Em uma analogia posso dizer que o Ocultista é como o explorador que traz uma tocha para dentro da caverna do desconhecido, ilumina o caminho por onde passa (desvela o que jaz místico, que ainda é mistério, que é desconhecido e oculto) e traça um mapa do caminho que cruzou (produz conhecimento), o místico se satisfaz (como um puro espiritualista) em simplesmente estar na caverna em meio à escuridão e andar nela sem se preocupar em levar uma tocha ou lanterna(já que satisfaz a busca do seu Espírito por felicidade). Ele mergulha em um mar de desconhecido com a pretensão de simplesmente se afogar.

A razão disso é simples: o labor do Místico envolve, justamente, o místico, o mistério, o desconhecido. Se ele desvelar isso ele não tem mais razão de ser. Ou seja, se o desvelamento do que é místico fosse o fim do Misticismo (o labor sobre o místico) ele seria auto-destrutivo. Se assim fosse então teríamos que a missão deles é deixar de existir, um propósito suicida, basicamente. O Misticismo, então, se ocupa com o que, exatamente? Ora, são espiritualistas que não tem a pretensão de conhecer, verdadeiramente, o objeto de seu ofício, tampouco de produzir conhecimento. Com essas considerações posso dizer que eles são, de fato, Crentes. O seu fim é aquele do Espiritualismo, a obtenção da felicidade, e para tal eles se familiarizam (isso não significa que eles compreendem, conhecem ou entendam) com seus diversos sistemas de crenças místicas. Crenças Místicas são crenças sobre o desconhecido e Místicos, necessariamente, tendem a "mistificar", ou seja, tornar "desconhecido" e misterioso, ao invés de tornar claro e evidente o objeto tratado. A formação de uma cadeia, ou teia, de crenças de forma à estabelecer uma "estrutura" ou "corpo" coeso se denomina "sistema". Neste caso temos um Sistema de Crenças.

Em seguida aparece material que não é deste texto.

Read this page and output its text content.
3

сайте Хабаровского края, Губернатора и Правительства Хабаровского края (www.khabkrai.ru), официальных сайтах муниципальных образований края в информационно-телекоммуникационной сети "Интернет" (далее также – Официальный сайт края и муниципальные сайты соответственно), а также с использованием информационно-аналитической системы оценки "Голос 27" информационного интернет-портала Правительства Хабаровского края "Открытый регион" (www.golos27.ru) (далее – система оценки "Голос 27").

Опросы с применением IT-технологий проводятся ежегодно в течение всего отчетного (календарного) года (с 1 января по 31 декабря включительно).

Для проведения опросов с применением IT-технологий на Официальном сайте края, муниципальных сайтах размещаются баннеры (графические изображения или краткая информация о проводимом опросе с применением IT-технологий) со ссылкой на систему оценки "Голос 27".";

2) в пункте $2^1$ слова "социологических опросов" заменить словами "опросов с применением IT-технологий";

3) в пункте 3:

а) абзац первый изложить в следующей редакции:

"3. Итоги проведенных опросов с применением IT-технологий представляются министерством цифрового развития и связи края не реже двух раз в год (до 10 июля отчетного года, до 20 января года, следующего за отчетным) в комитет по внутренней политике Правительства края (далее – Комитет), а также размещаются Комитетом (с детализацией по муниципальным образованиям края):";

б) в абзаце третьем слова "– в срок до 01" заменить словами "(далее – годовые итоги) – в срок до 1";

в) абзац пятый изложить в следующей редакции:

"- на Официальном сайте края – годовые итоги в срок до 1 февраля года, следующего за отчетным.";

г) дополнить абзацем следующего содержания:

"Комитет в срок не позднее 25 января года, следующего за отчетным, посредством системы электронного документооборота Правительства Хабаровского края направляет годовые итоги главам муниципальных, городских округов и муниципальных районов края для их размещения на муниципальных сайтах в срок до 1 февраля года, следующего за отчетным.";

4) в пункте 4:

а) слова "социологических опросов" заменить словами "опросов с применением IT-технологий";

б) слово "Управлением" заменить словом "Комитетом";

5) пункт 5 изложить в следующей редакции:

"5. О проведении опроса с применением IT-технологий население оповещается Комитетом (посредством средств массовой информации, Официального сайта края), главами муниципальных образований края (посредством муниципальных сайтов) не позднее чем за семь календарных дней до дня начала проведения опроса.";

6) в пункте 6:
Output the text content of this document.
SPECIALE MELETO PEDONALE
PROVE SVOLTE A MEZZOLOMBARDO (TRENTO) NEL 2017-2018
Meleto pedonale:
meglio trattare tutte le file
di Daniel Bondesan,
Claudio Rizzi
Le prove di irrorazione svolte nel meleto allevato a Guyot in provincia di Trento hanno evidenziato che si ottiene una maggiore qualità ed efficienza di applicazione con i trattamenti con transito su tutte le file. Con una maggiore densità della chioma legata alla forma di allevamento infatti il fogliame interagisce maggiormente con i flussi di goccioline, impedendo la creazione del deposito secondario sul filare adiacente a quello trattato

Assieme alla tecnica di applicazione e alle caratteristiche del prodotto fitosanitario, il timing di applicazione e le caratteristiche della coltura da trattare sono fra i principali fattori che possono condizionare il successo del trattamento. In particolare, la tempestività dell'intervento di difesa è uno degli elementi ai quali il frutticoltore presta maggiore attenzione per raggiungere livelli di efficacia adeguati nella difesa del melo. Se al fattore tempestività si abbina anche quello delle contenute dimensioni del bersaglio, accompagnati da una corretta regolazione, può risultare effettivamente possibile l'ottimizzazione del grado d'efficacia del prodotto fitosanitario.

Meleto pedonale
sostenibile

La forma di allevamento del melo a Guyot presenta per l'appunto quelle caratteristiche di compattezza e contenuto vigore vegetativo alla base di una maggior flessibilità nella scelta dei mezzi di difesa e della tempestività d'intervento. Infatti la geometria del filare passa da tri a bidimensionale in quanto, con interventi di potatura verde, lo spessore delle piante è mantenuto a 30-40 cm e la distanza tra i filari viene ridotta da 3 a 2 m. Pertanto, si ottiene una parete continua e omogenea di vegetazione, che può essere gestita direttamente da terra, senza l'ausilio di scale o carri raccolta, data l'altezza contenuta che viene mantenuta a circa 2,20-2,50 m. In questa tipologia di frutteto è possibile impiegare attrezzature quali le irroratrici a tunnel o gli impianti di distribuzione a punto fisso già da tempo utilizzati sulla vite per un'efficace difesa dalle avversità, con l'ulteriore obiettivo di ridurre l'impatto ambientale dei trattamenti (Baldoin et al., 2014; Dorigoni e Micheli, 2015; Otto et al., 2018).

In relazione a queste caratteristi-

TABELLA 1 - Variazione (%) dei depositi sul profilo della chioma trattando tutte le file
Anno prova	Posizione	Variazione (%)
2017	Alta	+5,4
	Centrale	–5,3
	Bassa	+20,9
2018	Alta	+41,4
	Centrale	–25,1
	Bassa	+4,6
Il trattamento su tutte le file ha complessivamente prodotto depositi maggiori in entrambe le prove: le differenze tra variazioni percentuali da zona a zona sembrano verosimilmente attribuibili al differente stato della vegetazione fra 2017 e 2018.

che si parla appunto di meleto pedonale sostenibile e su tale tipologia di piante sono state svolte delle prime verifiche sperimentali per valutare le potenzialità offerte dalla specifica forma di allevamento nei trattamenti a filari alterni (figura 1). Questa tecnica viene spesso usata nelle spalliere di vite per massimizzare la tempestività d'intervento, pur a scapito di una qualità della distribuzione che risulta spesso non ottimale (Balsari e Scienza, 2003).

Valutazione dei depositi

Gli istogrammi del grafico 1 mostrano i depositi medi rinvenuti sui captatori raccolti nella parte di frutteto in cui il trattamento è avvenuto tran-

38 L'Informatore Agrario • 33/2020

Conhecendo isso partimos para uma problemática muito grande, associada, justamente, com a prática e manifestação dos Místicos e Espiritualistas que é a formação de não-enunciados, ou sentenças nulas de sentido[3]. Quando expõem suas crenças, e utilizam de outras crenças para sustentarem a crença inicial, temos um problema de uma sentença nula de verdade. Sendo a exposição completamente composta por crenças e desprovidas de um embasamento factual à única coisa que pode tornar essa exposição aceitável é crer nessa exposição. De forma que no momento que alguém duvida ou discorda dessa crença que sustenta a exposição, não crendo nela, esta exposição, simplesmente não tem mais condição de se sustentar.

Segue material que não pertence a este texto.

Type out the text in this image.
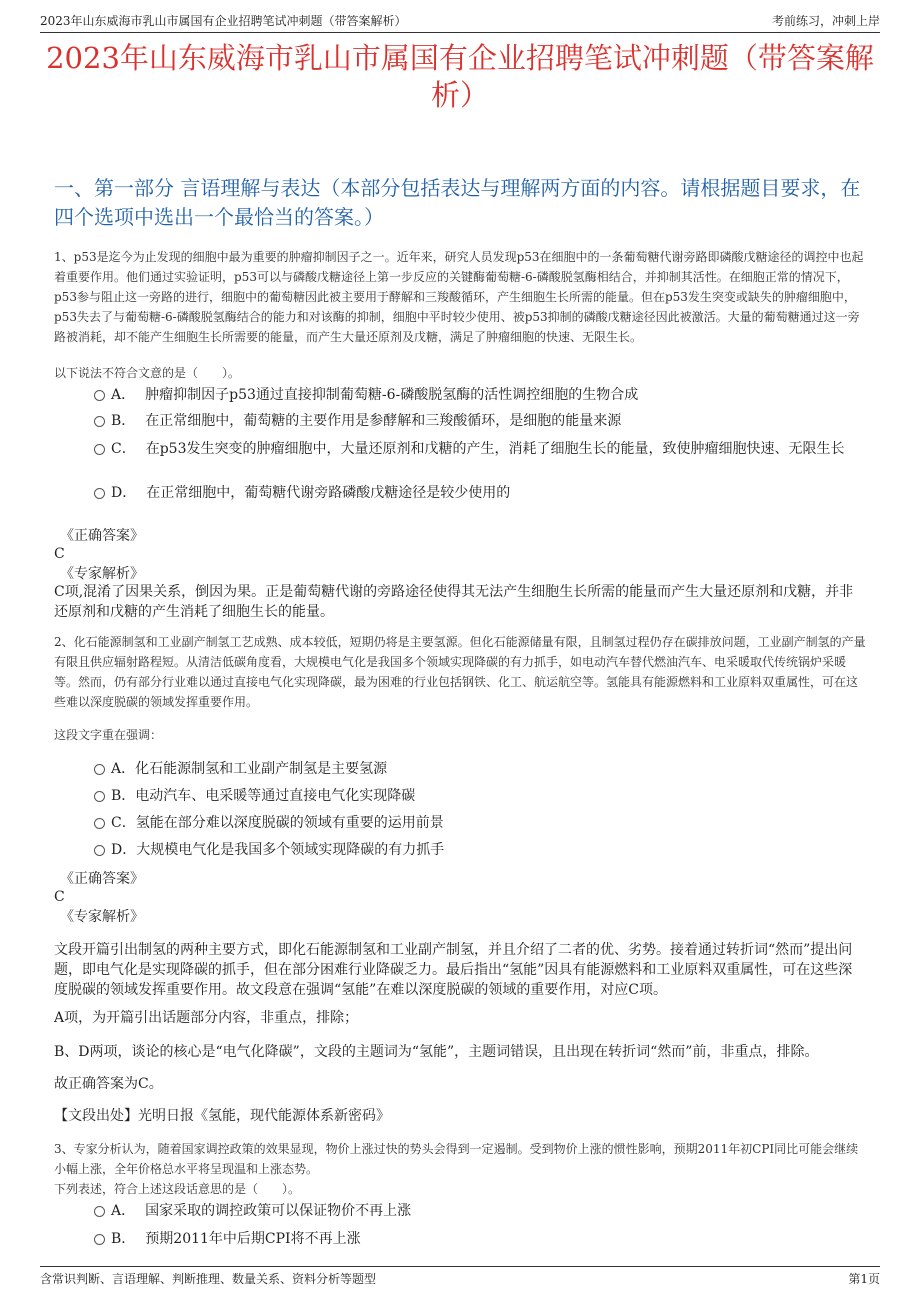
2023年山东威海市乳山市属国有企业招聘笔试冲刺题（带答案解析）	考前练习，冲刺上岸
2023年山东威海市乳山市属国有企业招聘笔试冲刺题（带答案解析）
一、第一部分 言语理解与表达（本部分包括表达与理解两方面的内容。请根据题目要求，在四个选项中选出一个最恰当的答案。）
1、p53是迄今为止发现的细胞中最为重要的肿瘤抑制因子之一。近年来，研究人员发现p53在细胞中的一条葡萄糖代谢旁路即磷酸戊糖途径的调控中也起着重要作用。他们通过实验证明，p53可以与磷酸戊糖途径上第一步反应的关键酶葡萄糖-6-磷酸脱氢酶相结合，并抑制其活性。在细胞正常的情况下，p53参与阻止这一旁路的进行，细胞中的葡萄糖因此被主要用于酵解和三羧酸循环，产生细胞生长所需的能量。但在p53发生突变或缺失的肿瘤细胞中，p53失去了与葡萄糖-6-磷酸脱氢酶结合的能力和对该酶的抑制，细胞中平时较少使用、被p53抑制的磷酸戊糖途径因此被激活。大量的葡萄糖通过这一旁路被消耗，却不能产生细胞生长所需要的能量，而产生大量还原剂及戊糖，满足了肿瘤细胞的快速、无限生长。
以下说法不符合文意的是（　　）。
A． 肿瘤抑制因子p53通过直接抑制葡萄糖-6-磷酸脱氢酶的活性调控细胞的生物合成
B． 在正常细胞中，葡萄糖的主要作用是参酵解和三羧酸循环，是细胞的能量来源
C． 在p53发生突变的肿瘤细胞中，大量还原剂和戊糖的产生，消耗了细胞生长的能量，致使肿瘤细胞快速、无限生长
D． 在正常细胞中，葡萄糖代谢旁路磷酸戊糖途径是较少使用的
《正确答案》
C
《专家解析》
C项,混淆了因果关系，倒因为果。正是葡萄糖代谢的旁路途径使得其无法产生细胞生长所需的能量而产生大量还原剂和戊糖，并非还原剂和戊糖的产生消耗了细胞生长的能量。
2、化石能源制氢和工业副产制氢工艺成熟、成本较低，短期仍将是主要氢源。但化石能源储量有限，且制氢过程仍存在碳排放问题，工业副产制氢的产量有限且供应辐射路程短。从清洁低碳角度看，大规模电气化是我国多个领域实现降碳的有力抓手，如电动汽车替代燃油汽车、电采暖取代传统锅炉采暖等。然而，仍有部分行业难以通过直接电气化实现降碳，最为困难的行业包括钢铁、化工、航运航空等。氢能具有能源燃料和工业原料双重属性，可在这些难以深度脱碳的领域发挥重要作用。
这段文字重在强调：
A．化石能源制氢和工业副产制氢是主要氢源
B．电动汽车、电采暖等通过直接电气化实现降碳
C．氢能在部分难以深度脱碳的领域有重要的运用前景
D．大规模电气化是我国多个领域实现降碳的有力抓手
《正确答案》
C
《专家解析》
文段开篇引出制氢的两种主要方式，即化石能源制氢和工业副产制氢，并且介绍了二者的优、劣势。接着通过转折词“然而”提出问题，即电气化是实现降碳的抓手，但在部分困难行业降碳乏力。最后指出“氢能”因具有能源燃料和工业原料双重属性，可在这些深度脱碳的领域发挥重要作用。故文段意在强调“氢能”在难以深度脱碳的领域的重要作用，对应C项。
A项，为开篇引出话题部分内容，非重点，排除；
B、D两项，谈论的核心是“电气化降碳”，文段的主题词为“氢能”，主题词错误，且出现在转折词“然而”前，非重点，排除。
故正确答案为C。
【文段出处】光明日报《氢能，现代能源体系新密码》
3、专家分析认为，随着国家调控政策的效果显现，物价上涨过快的势头会得到一定遏制。受到物价上涨的惯性影响，预期2011年初CPI同比可能会继续小幅上涨，全年价格总水平将呈现温和上涨态势。
下列表述，符合上述这段话意思的是（　　）。
A． 国家采取的调控政策可以保证物价不再上涨
B． 预期2011年中后期CPI将不再上涨
含常识判断、言语理解、判断推理、数量关系、资料分析等题型	第1页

O que se deriva daí, então, é uma série lamentável de táticas e subterfúgios feitos para "submeter" o indivíduo questionador à crença exposta. A formula mais comum é tentar impressionar o questionador com um volume grande de informação (informação difere de conhecimento) relacionada ao sistema de crenças do Místico. Ao ligar em cadeia crença sobre crença às vezes faz-se parecer que, de fato, há algo à ser compreendido e que a dúvida, ou questionamento, é fruto da incompreensão e desconhecimento do questionador sobre, justamente, essa exposição. Isso é falso. As pessoas que se servem desse tipo de subterfúgio são como ilusionistas, que tentam impressionar os seus espectadores para leva-los ao engano ("É realmente mágico!") para satisfazerem os seus Espíritos.

Outro exemplo de formação de sentenças nulas de sentido é quando se utilizam de termos vazios de sentido, sem significado algum, em seus enunciados acreditando que estes estão comunicando algo. Termos vagos e palavras "familiares" são empregados, novamente, na tentativa de iludir o indivíduo questionador tal como aconteceu com o reprodutor destes termos. Palavras sem sentido ou definição, que parecem verídicas e impressionantes, como  quântico(quântica), metafísico, ego e mediante um certo questionamento eu já consegui atestar que até mesmo palavras como magia, ocultismo e misticismo não eram providas de uma definição clara e coesa, sendo, então, empregadas como termos nulos de valor, servindo para absolutamente nada senão para iludir (em verdade admito que esta foi uma das razões de eu me enveredar por este caminho de pesquisa).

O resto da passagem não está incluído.